La travesía del horror y del dolor se extendió a las veredas y corregimientos cercanos al epicentro de la tragedia, donde fueron masacrados 12 campesinos y 180 familias fueron desplazadas. Este recorrido duró varios años, en los que niños y niñas crecieron sin sus padres, y voces de nuevas masacres seguían apareciendo.
Después de tanto tiempo el ángel que las víctimas tanto esperaban apareció. Una mujer, psicóloga de profesión, fue quien incentivó a las demás mujeres de la población a reunirse para tomar las agujas de su vida. La primera enseñanza fue a hacer bordados simples en la tela; figuras geométricas, líneas y pequeños puntos. Luego vieron que la tela era buena, y entonces fue unánime.
La luz se había hecho. Las mujeres comenzaron a recuperar la confianza en ellas mismas y en sus comunidades. Empezaron a tejer entre ellas y no tejían solamente un pedazo de tela, tejían su vida, su historia y la memoria que tendrían al pasar del tiempo. Transmitieron esperanza, porque lo bonito es estar vivos.

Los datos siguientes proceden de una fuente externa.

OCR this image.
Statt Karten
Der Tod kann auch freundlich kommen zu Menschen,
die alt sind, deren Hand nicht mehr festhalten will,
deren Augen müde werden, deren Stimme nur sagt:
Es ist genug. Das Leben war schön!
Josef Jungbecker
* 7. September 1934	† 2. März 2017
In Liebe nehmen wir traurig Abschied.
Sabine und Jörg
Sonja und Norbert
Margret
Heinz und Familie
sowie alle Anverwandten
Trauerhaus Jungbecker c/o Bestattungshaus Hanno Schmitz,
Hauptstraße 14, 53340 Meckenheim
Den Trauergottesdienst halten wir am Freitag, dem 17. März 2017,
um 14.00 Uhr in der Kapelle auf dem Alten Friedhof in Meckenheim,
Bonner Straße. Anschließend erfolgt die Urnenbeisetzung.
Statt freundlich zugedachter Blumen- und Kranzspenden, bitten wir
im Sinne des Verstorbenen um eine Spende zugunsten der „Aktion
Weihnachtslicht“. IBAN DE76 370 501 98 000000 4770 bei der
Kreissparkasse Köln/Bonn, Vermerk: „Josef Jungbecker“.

Desde siempre en las distintas culturas de Colombia, tejer es una tarea ancestral, porque según ellas todo tejido viene de la madre naturaleza. Así como la tela de la araña funciona como su hogar y método de supervivencia, los telares para las comunidades significan paz, renovación y existencia. Esto tiene que ver con el despertar de “los dones espirituales”, porque cuando nacen se está preparado para poder vivir en sociedad
Según Gledis López, una de las tejedoras, este proceso de tejer en conjunto fue liberador porque al fin lograron entender que lo que más se necesitaba para poder sanar era ser escuchadas y tener a quien escuchar. Además de las mujeres, también los hombres se convirtieron en tejedores de paz al darse cuenta de que este arte era revelador y sanador. Aprendieron a perdonar y a reírse de las circunstancias, y que tejer no solamente era una tarea de la mujer sino de la comunidad para remendar lo que la violencia destruyó y lo que el Estado no ha podido restaurar.
Después de haber sido sanadas, estas mujeres anhelan que estos tejidos lleguen a otros, y como Gledis dice, hay que decirle a la gente que de las cosas malas se puede sacar algo bueno siempre y cuando haya esperanza. Hay que sacudirse y seguir adelante.
Sin embargo, el camino de estas víctimas no acaba solamente en coser telares y contar sus historias por medio de tejidos. Han pasado 23 años desde la masacre y estas personas siguen esperando la reconstrucción de su pueblo y las dichosas garantías de no repetición de las que habla la ley. Mientras que eso suceda, la población colombiana puede hacerse partícipe y ver cómo, bajo los árboles de tamarindo, se puede pasar de las botas al telar.